STF bloqueia R$ 119 milhões de Valdemar Costa Neto por suspeita em emendas

Medida é resultado da Operação Transparência, conduzida pela Polícia Federal (PF), que investiga desvios e indicações irregulares de emendas parlamentares

Por Agência Brasil 10/07/2026 16h04
STF bloqueia R$ 119 milhões de Valdemar Costa Neto por suspeita em emendas
Na decisão, Dino destacou suspeitas de que Valdemar, mesmo sem mandato de deputado federal, teria feito indicações irregulares de emendas por meio de terceiros - Foto: Reprodução

O ministro Flávio Dino, do Supremo Tribunal Federal (STF), determinou nesta sexta-feira (10) o bloqueio de R$ 119 milhões em bens registrados em nome do presidente do PL, Valdemar Costa Neto.

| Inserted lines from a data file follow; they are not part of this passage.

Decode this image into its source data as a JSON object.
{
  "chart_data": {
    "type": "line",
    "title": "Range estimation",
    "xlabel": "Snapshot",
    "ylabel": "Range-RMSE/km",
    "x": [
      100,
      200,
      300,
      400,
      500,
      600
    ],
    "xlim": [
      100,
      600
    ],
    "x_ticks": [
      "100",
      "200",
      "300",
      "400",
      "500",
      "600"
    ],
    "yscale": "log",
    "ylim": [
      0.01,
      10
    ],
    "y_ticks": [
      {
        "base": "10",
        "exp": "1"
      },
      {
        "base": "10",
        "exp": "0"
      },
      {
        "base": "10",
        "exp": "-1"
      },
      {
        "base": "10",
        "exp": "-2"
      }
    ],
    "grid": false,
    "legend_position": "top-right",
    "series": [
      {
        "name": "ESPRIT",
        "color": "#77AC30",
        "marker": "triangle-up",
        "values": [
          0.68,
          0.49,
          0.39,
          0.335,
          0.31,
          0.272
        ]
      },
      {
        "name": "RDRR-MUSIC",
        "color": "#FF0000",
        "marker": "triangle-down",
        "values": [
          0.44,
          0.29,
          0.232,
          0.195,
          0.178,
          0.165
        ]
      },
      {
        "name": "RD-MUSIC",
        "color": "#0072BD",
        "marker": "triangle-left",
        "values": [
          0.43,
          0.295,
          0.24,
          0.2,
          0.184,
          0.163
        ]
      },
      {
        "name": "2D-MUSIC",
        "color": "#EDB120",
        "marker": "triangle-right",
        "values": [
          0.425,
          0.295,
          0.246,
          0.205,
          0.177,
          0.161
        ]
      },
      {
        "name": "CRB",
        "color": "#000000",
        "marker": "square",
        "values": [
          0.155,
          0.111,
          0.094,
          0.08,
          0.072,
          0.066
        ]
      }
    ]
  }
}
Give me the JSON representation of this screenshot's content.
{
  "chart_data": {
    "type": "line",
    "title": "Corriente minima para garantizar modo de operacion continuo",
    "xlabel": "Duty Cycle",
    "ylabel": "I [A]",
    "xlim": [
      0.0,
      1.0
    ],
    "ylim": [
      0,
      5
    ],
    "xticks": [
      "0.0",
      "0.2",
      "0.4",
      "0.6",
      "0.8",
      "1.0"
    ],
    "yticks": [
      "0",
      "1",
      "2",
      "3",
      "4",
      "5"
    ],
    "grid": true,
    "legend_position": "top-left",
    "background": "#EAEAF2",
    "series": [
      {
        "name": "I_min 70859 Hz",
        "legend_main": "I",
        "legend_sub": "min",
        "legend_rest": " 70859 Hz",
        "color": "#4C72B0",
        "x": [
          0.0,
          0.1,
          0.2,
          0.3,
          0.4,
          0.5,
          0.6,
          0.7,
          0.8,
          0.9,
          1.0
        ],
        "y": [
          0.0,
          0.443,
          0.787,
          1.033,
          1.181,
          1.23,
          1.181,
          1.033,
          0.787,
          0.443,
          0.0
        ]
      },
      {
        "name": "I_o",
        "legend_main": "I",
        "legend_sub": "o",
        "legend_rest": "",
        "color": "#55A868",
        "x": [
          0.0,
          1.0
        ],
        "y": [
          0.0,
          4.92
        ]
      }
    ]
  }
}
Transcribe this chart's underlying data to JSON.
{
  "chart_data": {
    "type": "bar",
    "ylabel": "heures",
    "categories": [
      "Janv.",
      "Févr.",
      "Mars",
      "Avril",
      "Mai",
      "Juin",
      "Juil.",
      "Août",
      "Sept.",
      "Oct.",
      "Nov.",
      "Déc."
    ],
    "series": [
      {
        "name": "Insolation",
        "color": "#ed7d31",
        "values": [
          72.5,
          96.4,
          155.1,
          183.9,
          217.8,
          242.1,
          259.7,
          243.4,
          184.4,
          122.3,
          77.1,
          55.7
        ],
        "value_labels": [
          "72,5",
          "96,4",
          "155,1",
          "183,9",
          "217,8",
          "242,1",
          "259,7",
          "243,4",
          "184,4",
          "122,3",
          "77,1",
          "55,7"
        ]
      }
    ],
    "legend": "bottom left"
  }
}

A medida é resultado da Operação Transparência, conduzida pela Polícia Federal (PF), que investiga desvios e indicações irregulares de emendas parlamentares.

Na decisão, Dino destacou suspeitas de que Valdemar, mesmo sem mandato de deputado federal, teria feito indicações irregulares de emendas por meio de terceiros.

“Consoante atestam diálogos em aplicativos de mensagens e numerosas planilhas compartilhadas entre os investigados, Valdemar Costa Neto, sem exercer mandato parlamentar, parece ter atuado, até muito recentemente, como mandante do (re)direcionamento de valores públicos”, afirmou o ministro.

Segundo as investigações, as indicações irregulares eram operacionalizadas por funcionários da Câmara dos Deputados.

A PF apurou que servidores da liderança do PL entravam em contato com uma funcionária responsável pelo registro das emendas para solicitar a inclusão de recursos em nome de Valdemar.

Em uma das mensagens obtidas pela investigação, Garigham Amarante Pinto, apontado como interlocutor direto de Valdemar, procurou a servidora Mariângela Fialek para confirmar se as indicações haviam sido formalizadas.

“No dia seguinte (26/08/2025), Garigham cobra a Mariângela: ‘Fechou o valor do Pres Valdemar?’, em provável referência ao presidente do PL. Mariângela responde: ‘Se puder trocar tudo turismo ótimo’. Em resposta, Garigham diz: ‘24 milhões tá bom’”, detalha trecho do inquérito.